Je ne sais pas pourquoi les Chinois ont fait cette annonce. Ce projet n’est pas encore mûr. Il reste de nombreux aspects à étudier : les crues qui peuvent être très importantes, comme sur le Congo, l’altitude, autour des 4 000 mètres, c’est beaucoup et difficile d’accès, la dimension du lac, la hauteur du mur entre 200 et 300 mètres, les lieux saints sur le site qu’il faudra protéger... 

Sur le plan technique, c’est faisable, plus sûrement si c’est progressif : 10 gigawatts, puis 20 GW, puis 30, etc.

Quel est globalement l’avenir de l’hydraulique ?

Multiple ! Un barrage, cela ne sert pas uniquement à produire de l’électricité. Il s’agit aussi et peut-être surtout de stocker l’eau pour l’agriculture notamment et d’autres usages. 

Sur le plan énergétique, je suis persuadé que l’hydrogène vert se fera avec l’hydroélectricité. Pour compenser l’intermittence des autres renouvelables, il faut un mix nucléaire et hydraulique partout où c’est possible.

Des conflits d’usage sont-ils évitables ?

Oui et c’est déjà le cas. Pendant les travaux et pendant qu’on remplit le lac, tout le monde râle. Et une fois que le barrage est en fonction, tout le monde est content. 

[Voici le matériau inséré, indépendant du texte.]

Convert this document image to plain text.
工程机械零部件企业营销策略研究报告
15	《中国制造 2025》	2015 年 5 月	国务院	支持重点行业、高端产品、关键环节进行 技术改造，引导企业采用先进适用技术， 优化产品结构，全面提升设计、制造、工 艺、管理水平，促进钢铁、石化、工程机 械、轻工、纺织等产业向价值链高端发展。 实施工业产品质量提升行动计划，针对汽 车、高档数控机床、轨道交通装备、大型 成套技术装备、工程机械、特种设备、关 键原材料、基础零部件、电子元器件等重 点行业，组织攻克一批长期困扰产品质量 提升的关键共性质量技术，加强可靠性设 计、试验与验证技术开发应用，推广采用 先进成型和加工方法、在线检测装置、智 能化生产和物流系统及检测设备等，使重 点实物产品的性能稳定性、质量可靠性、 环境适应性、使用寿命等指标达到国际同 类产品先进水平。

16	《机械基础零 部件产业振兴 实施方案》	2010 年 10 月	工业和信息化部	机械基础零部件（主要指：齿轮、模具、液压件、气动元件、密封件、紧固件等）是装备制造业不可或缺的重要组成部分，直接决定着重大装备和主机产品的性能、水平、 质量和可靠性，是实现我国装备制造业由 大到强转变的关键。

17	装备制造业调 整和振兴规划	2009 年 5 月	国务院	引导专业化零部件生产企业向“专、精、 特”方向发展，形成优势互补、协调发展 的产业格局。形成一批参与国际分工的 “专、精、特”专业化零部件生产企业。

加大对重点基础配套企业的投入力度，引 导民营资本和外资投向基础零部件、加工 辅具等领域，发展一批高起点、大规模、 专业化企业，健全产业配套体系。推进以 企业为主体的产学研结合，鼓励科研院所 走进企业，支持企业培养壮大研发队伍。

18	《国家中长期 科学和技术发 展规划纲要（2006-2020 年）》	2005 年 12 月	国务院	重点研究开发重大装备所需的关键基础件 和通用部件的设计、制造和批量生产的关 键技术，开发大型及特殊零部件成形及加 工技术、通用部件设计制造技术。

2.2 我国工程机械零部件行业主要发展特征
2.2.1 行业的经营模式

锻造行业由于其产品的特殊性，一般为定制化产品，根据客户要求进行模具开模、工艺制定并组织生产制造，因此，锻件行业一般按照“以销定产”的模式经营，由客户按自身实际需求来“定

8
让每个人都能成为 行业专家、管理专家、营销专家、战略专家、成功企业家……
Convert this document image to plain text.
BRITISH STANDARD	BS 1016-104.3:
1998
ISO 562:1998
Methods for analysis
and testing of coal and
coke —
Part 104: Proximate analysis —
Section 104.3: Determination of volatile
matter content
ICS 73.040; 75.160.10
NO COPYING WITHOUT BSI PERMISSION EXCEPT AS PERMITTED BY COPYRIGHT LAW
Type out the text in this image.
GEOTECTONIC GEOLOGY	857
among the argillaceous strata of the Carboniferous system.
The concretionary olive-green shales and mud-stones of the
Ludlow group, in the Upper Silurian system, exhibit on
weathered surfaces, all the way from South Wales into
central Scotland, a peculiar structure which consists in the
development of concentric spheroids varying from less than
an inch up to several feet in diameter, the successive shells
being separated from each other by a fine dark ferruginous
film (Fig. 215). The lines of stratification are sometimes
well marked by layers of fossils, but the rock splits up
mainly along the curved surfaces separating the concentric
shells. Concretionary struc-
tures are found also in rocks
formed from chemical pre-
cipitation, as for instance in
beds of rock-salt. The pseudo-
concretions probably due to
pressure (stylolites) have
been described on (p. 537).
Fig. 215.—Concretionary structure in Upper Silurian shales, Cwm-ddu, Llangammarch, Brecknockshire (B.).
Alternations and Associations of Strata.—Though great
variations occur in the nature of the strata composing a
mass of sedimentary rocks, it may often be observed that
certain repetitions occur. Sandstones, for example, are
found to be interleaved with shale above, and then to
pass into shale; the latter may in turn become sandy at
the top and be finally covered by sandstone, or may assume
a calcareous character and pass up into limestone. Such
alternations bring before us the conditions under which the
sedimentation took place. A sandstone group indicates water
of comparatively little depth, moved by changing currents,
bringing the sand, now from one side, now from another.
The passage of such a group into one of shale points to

Bien évidemment, il y a des négociations entre les pays concernés. Pour le projet Motuo par exemple, la Chine et l’Inde ont négocié pour qu’il n’y ait pas de conséquences sur le débit du Brahmapoutre. Et l’Inde va bénéficier d’une partie de l’électricité produite. 

Idem sur le Nil entre l’Égypte, le Soudan et l’Éthiopie qui a construit le barrage de la Renaissance (1 500 MW aujourd’hui, 6 500 MW prévus).  

 

Propos recueillis par Jean-Louis Caffier.